X

Food Fashionista ‘Mybeautifulcookbook’ ile buluştu

Uzun zamandır hem takibinde hem de tanışmak ve sohbet etmek için peşindeydim. Hem bloguna hem Instagram’daki fotoğraflarına, hem de keşif merakına hayran kaldığım MyBeautifulCookBook’un yaratıcısı Sercan Karabulut ile sizleri tanıştırmak isterim.

O da benim gibi keşifçi, pişirmekten çok yemeye meraklı, araştırmacı, paylaşımcı, yaratıcı, yazar…

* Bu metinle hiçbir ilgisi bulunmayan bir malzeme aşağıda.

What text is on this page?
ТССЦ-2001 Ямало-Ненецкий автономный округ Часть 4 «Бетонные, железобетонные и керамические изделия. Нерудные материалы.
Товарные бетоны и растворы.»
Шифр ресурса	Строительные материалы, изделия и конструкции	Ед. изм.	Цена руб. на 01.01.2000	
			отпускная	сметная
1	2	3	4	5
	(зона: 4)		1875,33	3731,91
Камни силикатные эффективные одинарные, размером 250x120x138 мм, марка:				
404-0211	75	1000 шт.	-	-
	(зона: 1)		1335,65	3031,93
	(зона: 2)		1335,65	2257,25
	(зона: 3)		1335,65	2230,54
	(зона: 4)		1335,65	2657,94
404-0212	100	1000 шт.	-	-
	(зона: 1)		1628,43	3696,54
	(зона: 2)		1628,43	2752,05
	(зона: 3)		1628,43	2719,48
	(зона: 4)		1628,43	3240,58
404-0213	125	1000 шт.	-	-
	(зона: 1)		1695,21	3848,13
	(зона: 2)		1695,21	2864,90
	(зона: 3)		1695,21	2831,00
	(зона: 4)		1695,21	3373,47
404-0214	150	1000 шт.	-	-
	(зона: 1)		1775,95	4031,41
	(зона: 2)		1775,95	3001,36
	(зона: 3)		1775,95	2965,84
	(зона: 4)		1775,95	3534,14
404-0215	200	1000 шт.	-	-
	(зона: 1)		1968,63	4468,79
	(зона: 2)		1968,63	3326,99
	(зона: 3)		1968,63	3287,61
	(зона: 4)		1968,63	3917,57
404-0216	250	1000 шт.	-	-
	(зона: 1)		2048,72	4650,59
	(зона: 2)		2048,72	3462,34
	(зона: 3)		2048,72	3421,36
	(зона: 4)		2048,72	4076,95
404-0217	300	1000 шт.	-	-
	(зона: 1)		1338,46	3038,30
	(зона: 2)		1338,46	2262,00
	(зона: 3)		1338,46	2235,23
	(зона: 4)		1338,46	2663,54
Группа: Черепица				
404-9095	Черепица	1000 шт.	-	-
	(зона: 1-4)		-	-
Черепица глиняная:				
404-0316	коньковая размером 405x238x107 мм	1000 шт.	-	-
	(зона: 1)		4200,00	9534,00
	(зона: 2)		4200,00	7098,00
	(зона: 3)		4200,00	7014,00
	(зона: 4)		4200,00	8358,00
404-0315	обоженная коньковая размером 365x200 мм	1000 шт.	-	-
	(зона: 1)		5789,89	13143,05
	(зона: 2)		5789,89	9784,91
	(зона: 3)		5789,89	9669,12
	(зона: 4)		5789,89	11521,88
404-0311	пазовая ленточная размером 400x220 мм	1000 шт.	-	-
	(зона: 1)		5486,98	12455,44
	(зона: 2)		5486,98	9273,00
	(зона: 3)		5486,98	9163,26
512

Kurumsal hayata veda edenlerden. Kendi için en doğru yolu bulanlardan. Ve şimdi de bulduğu yolda emin adımlarla keyif alarak ilerleyenlerden.

Hepimize ilham olsun, şevk olsun.

Eğer siz de ‘yemeyi ve keşfetmeyi hayat servünenizin bir parçası yapanlardansanız’ kesinlike kendisini takip etmelisiniz.

Buyrunuz;

1. Bize biraz kendinden bahseder misin? Mybeatifulcookbook kimdir? Neler yapar/ yapardı?

Tam bir  yemek meraklısı, kahve ve şarap tutkunuyum.

Yazmak dışında yemek fotoğrafçılığı ile ilgileniyorum.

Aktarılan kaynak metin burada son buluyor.